Limitations & Future Work

  • The authors acknowledge K-FAC is a block-diagonal approximation, ignoring inter-layer coupling; when editing across multiple layers, approximation may lose accuracy. The paper uses EK-FAC to mitigate but not fully resolve this.
  • The choice of "capability reference set" \(\mathcal{D}_{\text{cap}}\) is crucial—if it mismatches the target benchmark distribution, the projection may not preserve the relevant capability. The paper uses WikiText as a general corpus, but reasoning-heavy tasks like GSM8K may require a reasoning-focused calibration set.
  • Only validated on LLaMA-3-8B and Qwen-2.5-1.5B, not tested on 70B+ models; K-FAC factor size still grows with \(d^2\), so further compression is needed for larger models (especially MoE).
  • \(\gamma\) is a key hyperparameter (energy threshold), requiring task-specific tuning; the paper searches \(1 - 10^{-k}\), but does not provide "zero-cost selection of \(\gamma\) for new tasks."
  • Sequential editing with CrispEdit-Seq still shows some generalization drop (ZsRE: 80.5 → 71.1), indicating streaming K-FAC accumulation is not fully lossless.
  • vs AlphaEdit / Adam-NSCL: Both project onto capability null space, but use activation covariance \(K_{\text{cap}}\); Proposition 1 proves this is an overly strict special case of CrispEdit.

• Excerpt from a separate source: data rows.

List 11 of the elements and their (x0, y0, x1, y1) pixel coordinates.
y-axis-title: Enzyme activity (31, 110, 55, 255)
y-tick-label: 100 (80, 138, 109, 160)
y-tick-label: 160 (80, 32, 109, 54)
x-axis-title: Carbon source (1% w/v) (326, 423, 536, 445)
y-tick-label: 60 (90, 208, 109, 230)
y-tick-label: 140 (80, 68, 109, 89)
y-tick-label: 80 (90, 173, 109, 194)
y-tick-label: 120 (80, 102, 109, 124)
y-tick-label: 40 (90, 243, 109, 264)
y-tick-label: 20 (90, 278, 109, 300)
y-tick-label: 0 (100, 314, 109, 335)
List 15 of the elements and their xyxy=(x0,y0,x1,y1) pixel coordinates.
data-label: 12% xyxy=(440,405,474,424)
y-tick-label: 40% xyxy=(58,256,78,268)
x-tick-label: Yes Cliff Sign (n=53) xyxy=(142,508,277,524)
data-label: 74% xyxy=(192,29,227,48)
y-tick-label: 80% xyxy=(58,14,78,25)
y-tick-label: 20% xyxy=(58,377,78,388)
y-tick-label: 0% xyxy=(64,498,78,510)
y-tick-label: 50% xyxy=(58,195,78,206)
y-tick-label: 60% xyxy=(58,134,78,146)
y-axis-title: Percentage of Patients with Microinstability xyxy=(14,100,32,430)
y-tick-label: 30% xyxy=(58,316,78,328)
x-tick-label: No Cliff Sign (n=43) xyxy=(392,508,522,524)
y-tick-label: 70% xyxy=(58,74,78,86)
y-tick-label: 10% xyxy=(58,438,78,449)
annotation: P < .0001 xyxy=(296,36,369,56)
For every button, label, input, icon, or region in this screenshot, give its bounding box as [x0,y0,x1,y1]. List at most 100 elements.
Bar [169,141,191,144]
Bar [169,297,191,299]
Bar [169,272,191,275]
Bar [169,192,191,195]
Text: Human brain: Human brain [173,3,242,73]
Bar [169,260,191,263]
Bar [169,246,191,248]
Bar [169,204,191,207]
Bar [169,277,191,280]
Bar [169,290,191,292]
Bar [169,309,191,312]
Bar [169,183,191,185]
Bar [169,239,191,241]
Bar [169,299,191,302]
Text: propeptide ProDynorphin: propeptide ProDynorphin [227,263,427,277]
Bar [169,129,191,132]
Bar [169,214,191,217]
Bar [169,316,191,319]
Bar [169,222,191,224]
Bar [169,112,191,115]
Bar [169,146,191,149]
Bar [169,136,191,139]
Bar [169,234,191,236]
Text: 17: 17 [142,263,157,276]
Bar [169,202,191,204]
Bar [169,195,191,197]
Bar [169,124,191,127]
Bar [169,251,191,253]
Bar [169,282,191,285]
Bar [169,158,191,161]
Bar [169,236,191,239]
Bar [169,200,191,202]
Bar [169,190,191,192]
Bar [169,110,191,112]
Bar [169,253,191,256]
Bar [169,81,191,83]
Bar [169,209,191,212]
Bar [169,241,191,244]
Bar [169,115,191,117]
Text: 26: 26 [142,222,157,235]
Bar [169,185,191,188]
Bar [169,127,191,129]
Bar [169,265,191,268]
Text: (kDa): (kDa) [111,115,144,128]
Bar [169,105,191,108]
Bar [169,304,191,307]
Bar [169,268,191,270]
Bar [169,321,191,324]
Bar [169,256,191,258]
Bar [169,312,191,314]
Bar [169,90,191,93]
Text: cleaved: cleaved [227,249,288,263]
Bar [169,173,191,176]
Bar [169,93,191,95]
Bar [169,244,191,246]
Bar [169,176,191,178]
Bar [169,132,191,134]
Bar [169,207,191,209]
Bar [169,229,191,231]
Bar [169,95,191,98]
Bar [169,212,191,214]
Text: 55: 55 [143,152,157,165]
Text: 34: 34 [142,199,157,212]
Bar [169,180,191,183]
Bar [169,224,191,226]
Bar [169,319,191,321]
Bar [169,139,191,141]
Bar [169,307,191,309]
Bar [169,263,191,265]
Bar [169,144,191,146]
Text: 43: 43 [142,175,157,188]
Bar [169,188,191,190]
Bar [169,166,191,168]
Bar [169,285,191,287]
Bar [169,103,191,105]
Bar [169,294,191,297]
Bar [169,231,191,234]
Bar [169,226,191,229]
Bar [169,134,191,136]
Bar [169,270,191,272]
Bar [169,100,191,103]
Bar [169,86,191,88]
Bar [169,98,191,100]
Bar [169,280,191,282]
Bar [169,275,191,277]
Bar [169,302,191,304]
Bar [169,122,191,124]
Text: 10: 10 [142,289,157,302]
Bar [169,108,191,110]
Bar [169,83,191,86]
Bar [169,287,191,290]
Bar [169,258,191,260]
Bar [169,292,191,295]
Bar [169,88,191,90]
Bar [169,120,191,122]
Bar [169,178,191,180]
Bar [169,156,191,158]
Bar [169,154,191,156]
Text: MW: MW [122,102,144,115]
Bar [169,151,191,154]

Experimentally, MMLU differs by 17 points, and CrispEdit achieves higher edit success, revealing "conservativeness" is not always "safety."
  • vs MEMIT / ROME: Both perform "locate + edit," but under autoregressive evaluation, MMLU drops catastrophically (22.9 vs 69.5); CrispEdit does not rely on "knowledge localization" assumptions, making it more broadly applicable.
  • vs LoRA / FT: Fine-tuning methods collapse in sequential editing (LoRA Sequential GSM8K 0.0) due to lack of explicit capability preservation constraints; CrispEdit implements constraints as projectors, complementing FT.
  • vs UltraEdit: UltraEdit is faster (3 min), but edit success is only 20.0; CrispEdit achieves 80.5 in 4 min, dominating the time-quality Pareto frontier.

Rating

  • Novelty: ⭐⭐⭐⭐⭐ Bregman → GNH substitution + matrix-free Kronecker projection are clear innovations; Proposition 1 subsumes prior methods as special cases.
  • Experimental Thoroughness: ⭐⭐⭐⭐ 2 bases × 3 edit datasets × 5 capability benchmarks × autoregressive evaluation, including sequential and small-scale controls; lacks 70B+ validation.
  • Writing Quality: ⭐⭐⭐⭐⭐ Figure 2 geometric intuition, Proposition 1 rigorous proof, Algorithm 1/2 pseudocode, and clear experimental tables; concise writing.
  • Value: ⭐⭐⭐⭐⭐ Provides a truly practical solution for "productized model editing" (4 min, 1% drop), unifies multiple heuristic editing methods, with high academic and engineering value.